这是郎昊试探荣王,荣王淡漠薄情的回答。

    听得郎昊忍不住同情凌晁。

    躺赢也不容易,时刻都有暴毙的危险。

    “凌晁命硬着呢,被打了几个月也没见他死。”

    秦绍的话拉回他的思绪。

    申桑也道:“裴先生手中还有秘方,头一天鼻青脸肿,泡一泡药汤,第二天还能活蹦乱跳。”

    原先只有秦绍喊裴叶“先生”,申桑偶然听到她给凌晁复盘战役也跟着改了口。

    不论是被打的凌晁还是旁观的的几个少年,他们都看得出裴叶是认真教导。

    尽管……

    手段有些粗暴血腥。

    “……你是在杀敌,不是在切磋,枪杆子戳我肩膀能戳死我吗?”

    裴叶一脚将他的枪踩在地上,迫使遭受巨力、重心不稳的凌晁也爬着吃了口土。

    “起来,哪里能杀死人往哪里打。”

    凌晁咬咬牙。

    一边攻击一边还要被裴叶嘲讽哪里哪里是破绽,哪里是她故意露的破绽……

    身体伤害是其次,关键是精神攻击太密集。

    单方面的指导结束,凌晁又被安排繁重枯燥的体能训练。

    “……我没力气了……”

    凌晁赖在地上,那一身大红衣裳早就脏得看不出原先颜色。

    这时,一个绝对不可能出现的声音传入他耳畔。

    “凌晁。”

    一股强烈的刺激从尾椎骨直传大脑,激得凌晁原地跳起身。

    “小舅!”

    来人正是几日未见的荣王,其他几个少年见状起身行礼,荣王挥手免了。

    “小舅……我、我这是……”

    他生怕裴叶被误会,试图解释,要知道攻击宗室的罪名能要人命的。

    谁知荣王却道:“裴娘子刚才叮嘱你什么?”

    凌晁耷拉着脑袋说了一遍。

    “那你还站在原地作甚?”

    凌晁茫然地啊了一声,旋即反应过来。

    “我、我这就去!这就去!”

    待他跑得没影,荣王才对着裴叶作揖。

    “凌晁这孩子还要麻烦先生了。”

    荣王对一个比他小几岁的女子口称“先生”,作揖行礼,这让目睹的几个少年惊呆了。

    裴叶居然还大大方方受了这个礼。

    “荣王不必多礼,凌晁是个讨人喜欢的少年,我与他也算有缘分,不算麻烦。”

    “讨人喜欢?先生不必夸他,那孩子什么样子,我心里清楚得很。他在都城的名声狼藉一地,百姓提及他都说他是个纨绔子弟……也幸亏他有几分薄福,遇见先生愿意拉他一把。

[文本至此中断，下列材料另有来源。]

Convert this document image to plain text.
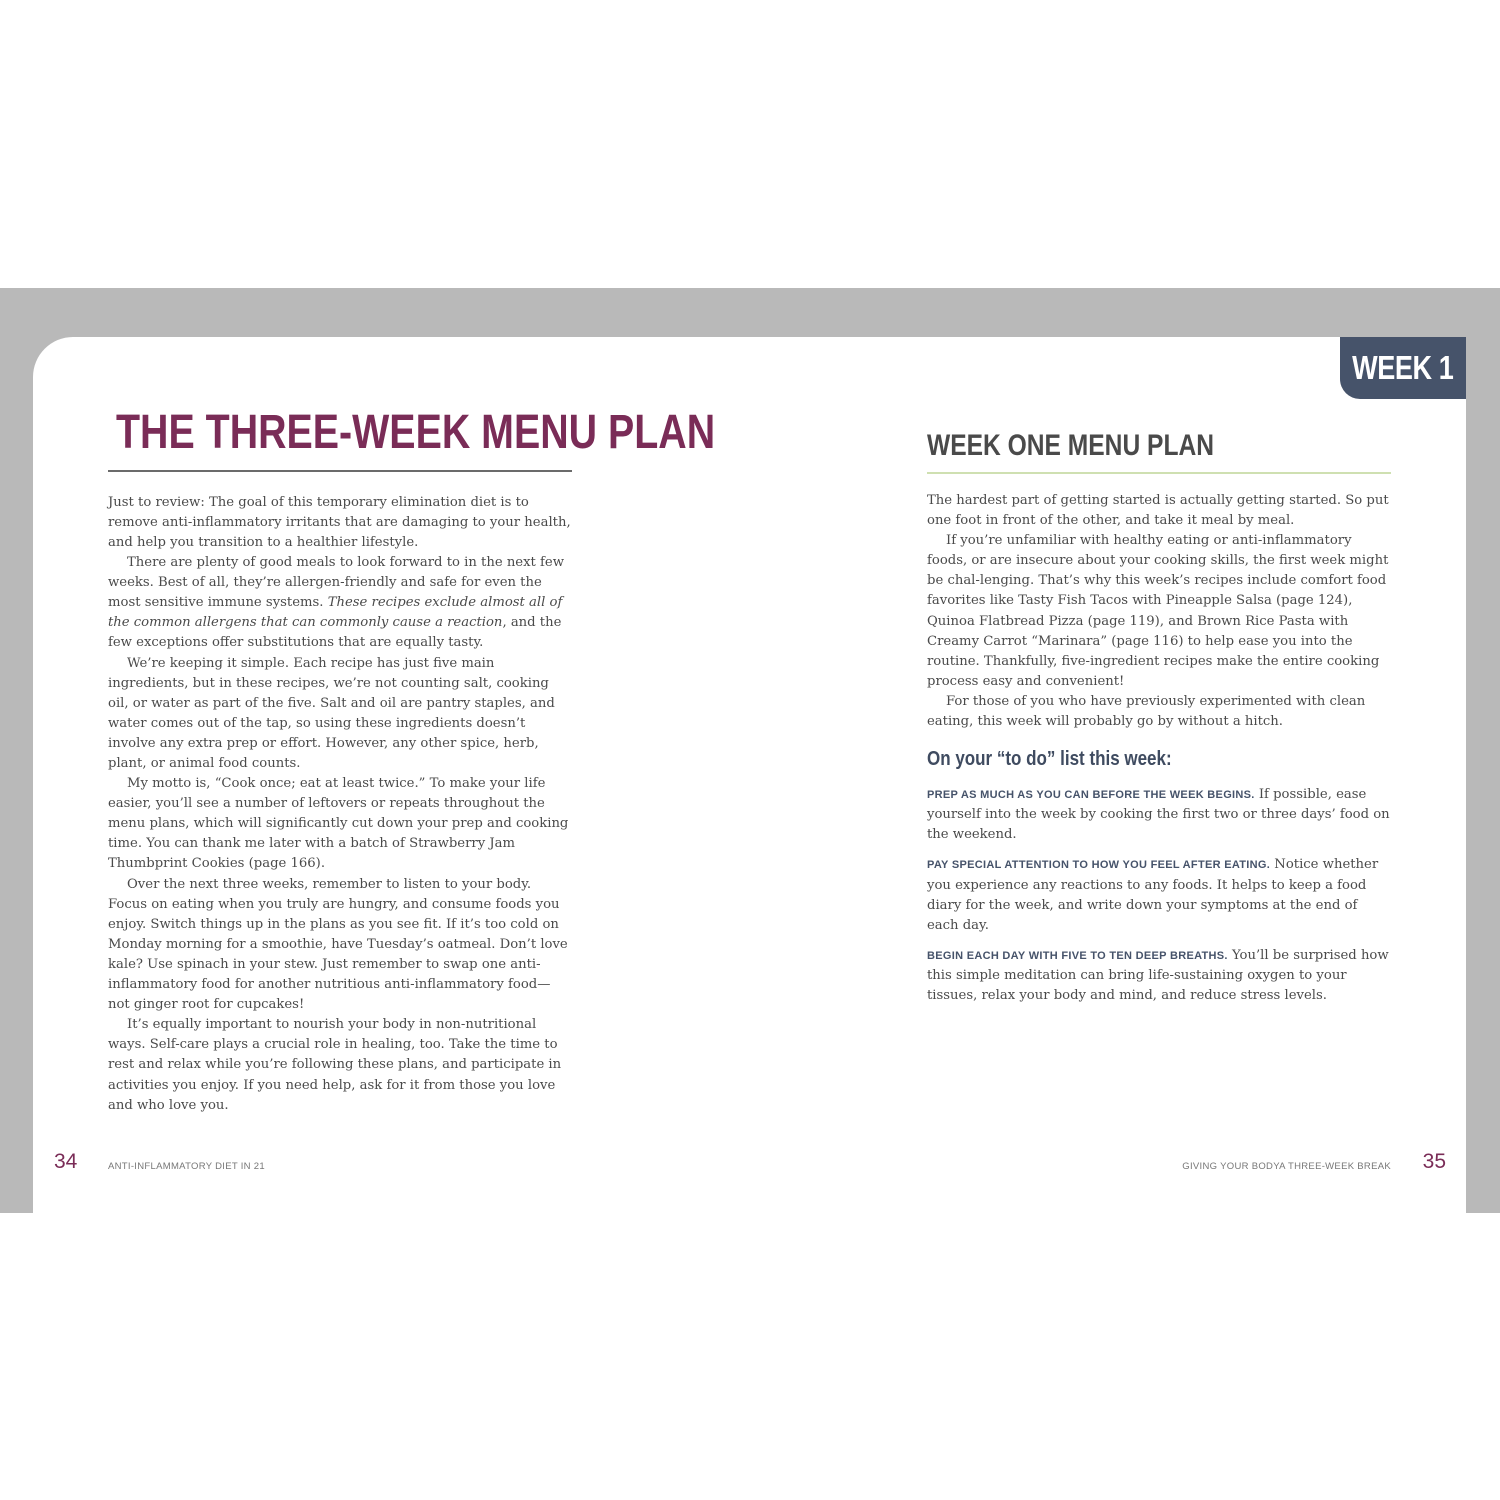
WEEK 1
THE THREE-WEEK MENU PLAN

Just to review: The goal of this temporary elimination diet is to remove anti-inflammatory irritants that are damaging to your health, and help you transition to a healthier lifestyle.

There are plenty of good meals to look forward to in the next few weeks. Best of all, they’re allergen-friendly and safe for even the most sensitive immune systems. These recipes exclude almost all of the common allergens that can commonly cause a reaction, and the few exceptions offer substitutions that are equally tasty.

We’re keeping it simple. Each recipe has just five main ingredients, but in these recipes, we’re not counting salt, cooking oil, or water as part of the five. Salt and oil are pantry staples, and water comes out of the tap, so using these ingredients doesn’t involve any extra prep or effort. However, any other spice, herb, plant, or animal food counts.

My motto is, “Cook once; eat at least twice.” To make your life easier, you’ll see a number of leftovers or repeats throughout the menu plans, which will significantly cut down your prep and cooking time. You can thank me later with a batch of Strawberry Jam Thumbprint Cookies (page 166).

Over the next three weeks, remember to listen to your body. Focus on eating when you truly are hungry, and consume foods you enjoy. Switch things up in the plans as you see fit. If it’s too cold on Monday morning for a smoothie, have Tuesday’s oatmeal. Don’t love kale? Use spinach in your stew. Just remember to swap one anti-inflammatory food for another nutritious anti-inflammatory food—not ginger root for cupcakes!

It’s equally important to nourish your body in non-nutritional ways. Self-care plays a crucial role in healing, too. Take the time to rest and relax while you’re following these plans, and participate in activities you enjoy. If you need help, ask for it from those you love and who love you.

WEEK ONE MENU PLAN

The hardest part of getting started is actually getting started. So put one foot in front of the other, and take it meal by meal.

If you’re unfamiliar with healthy eating or anti-inflammatory foods, or are insecure about your cooking skills, the first week might be chal-lenging. That’s why this week’s recipes include comfort food favorites like Tasty Fish Tacos with Pineapple Salsa (page 124), Quinoa Flatbread Pizza (page 119), and Brown Rice Pasta with Creamy Carrot “Marinara” (page 116) to help ease you into the routine. Thankfully, five-ingredient recipes make the entire cooking process easy and convenient!

For those of you who have previously experimented with clean eating, this week will probably go by without a hitch.

On your “to do” list this week:

PREP AS MUCH AS YOU CAN BEFORE THE WEEK BEGINS. If possible, ease yourself into the week by cooking the first two or three days’ food on the weekend.

PAY SPECIAL ATTENTION TO HOW YOU FEEL AFTER EATING. Notice whether you experience any reactions to any foods. It helps to keep a food diary for the week, and write down your symptoms at the end of each day.

BEGIN EACH DAY WITH FIVE TO TEN DEEP BREATHS. You’ll be surprised how this simple meditation can bring life-sustaining oxygen to your tissues, relax your body and mind, and reduce stress levels.

34	ANTI-INFLAMMATORY DIET IN 21	GIVING YOUR BODYA THREE-WEEK BREAK 35
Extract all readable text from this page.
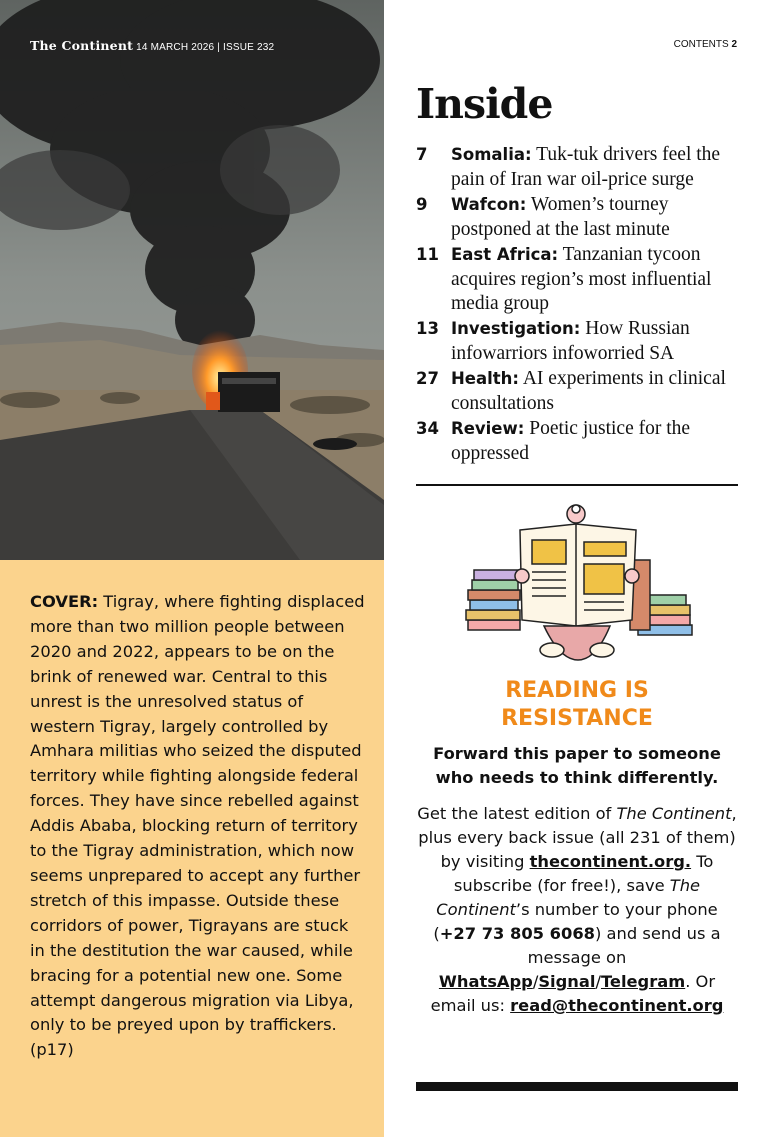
The Continent 14 MARCH 2026 | ISSUE 232

COVER: Tigray, where fighting displaced more than two million people between 2020 and 2022, appears to be on the brink of renewed war. Central to this unrest is the unresolved status of western Tigray, largely controlled by Amhara militias who seized the disputed territory while fighting alongside federal forces. They have since rebelled against Addis Ababa, blocking return of territory to the Tigray administration, which now seems unprepared to accept any further stretch of this impasse. Outside these corridors of power, Tigrayans are stuck in the destitution the war caused, while bracing for a potential new one. Some attempt dangerous migration via Libya, only to be preyed upon by traffickers. (p17)

CONTENTS 2
Inside
7	Somalia: Tuk-tuk drivers feel the pain of Iran war oil-price surge
9	Wafcon: Women’s tourney postponed at the last minute
11 East Africa: Tanzanian tycoon acquires region’s most influential media group
13 Investigation: How Russian infowarriors infoworried SA
27 Health: AI experiments in clinical consultations
34 Review: Poetic justice for the oppressed
READING IS
RESISTANCE

Forward this paper to someone who needs to think differently.

Get the latest edition of The Continent, plus every back issue (all 231 of them) by visiting thecontinent.org. To subscribe (for free!), save The Continent’s number to your phone (+27 73 805 6068) and send us a message on WhatsApp/Signal/Telegram. Or email us: read@thecontinent.org
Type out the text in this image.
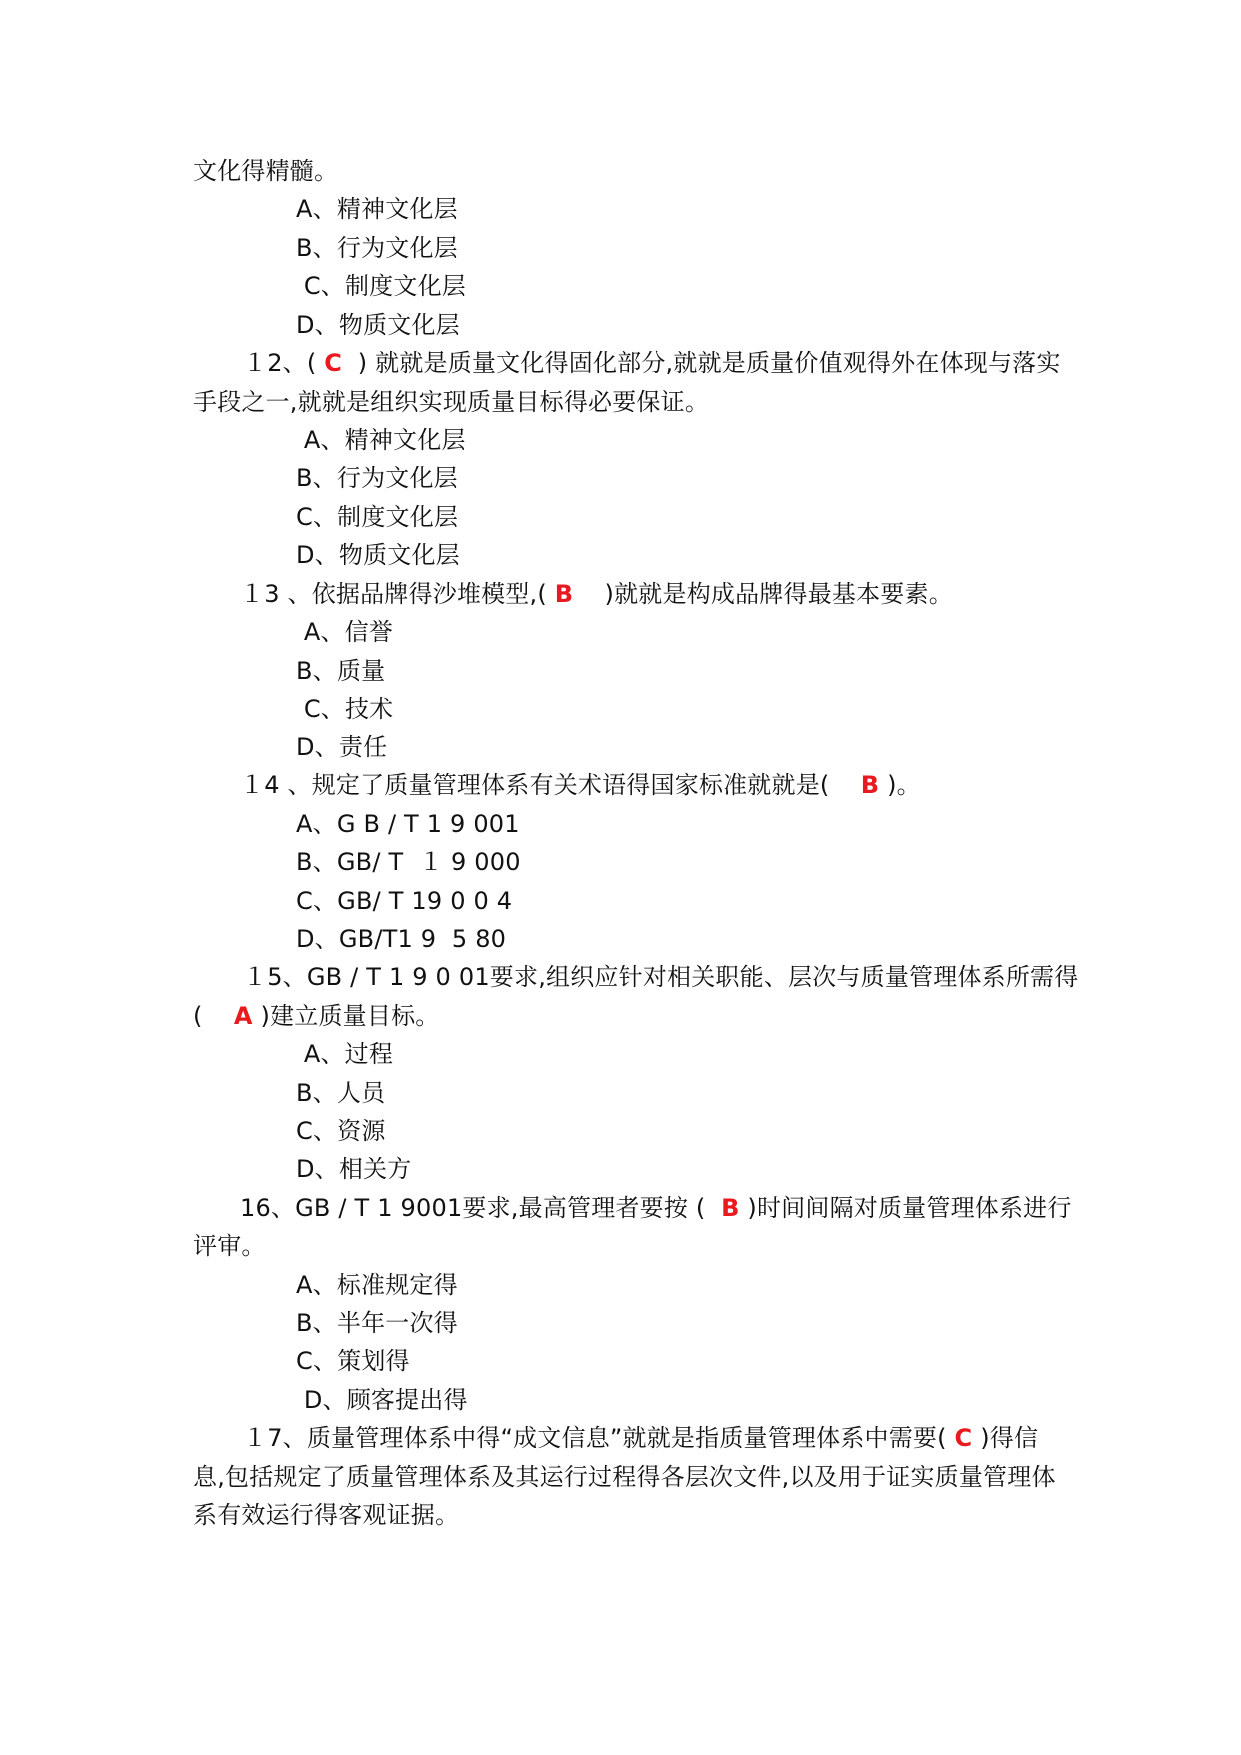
文化得精髓。
A、精神文化层
B、行为文化层
C、制度文化层
D、物质文化层
１2、( C  ) 就就是质量文化得固化部分,就就是质量价值观得外在体现与落实
手段之一,就就是组织实现质量目标得必要保证。
A、精神文化层
B、行为文化层
C、制度文化层
D、物质文化层
１3 、依据品牌得沙堆模型,( B    )就就是构成品牌得最基本要素。
A、信誉
B、质量
C、技术
D、责任
１4 、规定了质量管理体系有关术语得国家标准就就是(    B )。
A、G B / T 1 9 001
B、GB/ T  １ 9 000
C、GB/ T 19 0 0 4
D、GB/T1 9  5 80
１5、GB / T 1 9 0 01要求,组织应针对相关职能、层次与质量管理体系所需得
(    A )建立质量目标。
A、过程
B、人员
C、资源
D、相关方
16、GB / T 1 9001要求,最高管理者要按 (  B )时间间隔对质量管理体系进行
评审。
A、标准规定得
B、半年一次得
C、策划得
D、顾客提出得
１7、质量管理体系中得“成文信息”就就是指质量管理体系中需要( C )得信
息,包括规定了质量管理体系及其运行过程得各层次文件,以及用于证实质量管理体
系有效运行得客观证据。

”

    这话搁在现代背景不奇怪,家长恭维老师是基操。

    但搁在当下背景,围观的三个少年几乎风中凌乱。

    荣王面对裴叶的姿态……

    会不会低得太过分了?

    裴叶却不觉得哪里有问题。

    “凌晁的确是棵可塑的苗子,只可惜偏科严重。”

    荣王道:“先生不用担心,我会派人督促他。”

    文武两手抓,两手都要硬。

    正在勤奋锻炼的凌晁打了个大大的喷嚏。

    他隐隐觉得有两双可怕的眼睛盯着他,盯得他头皮发麻,一扭头又没人。

    “……难道是鬼……”

    凌晁心下一抖。

    但一想到裴叶就在不远处,他又多了几分胆。

    当他完成任务,衣裳被汗水一次次打湿,汗臭味几乎能熏死人的时候,荣王已经走了。

    “……你是我教过最差的一届。”

    看着凌晁,裴叶摇头叹息。

    凌晁有气无力地反驳:“小爷天赋傲人,你这话骗谁?”

    裴叶撇嘴。

    “我从不骗人。”

    她真没撒谎,哪怕当年还是新兵的她给某军校学生当教官,那些学生也甩出凌晁几百条街。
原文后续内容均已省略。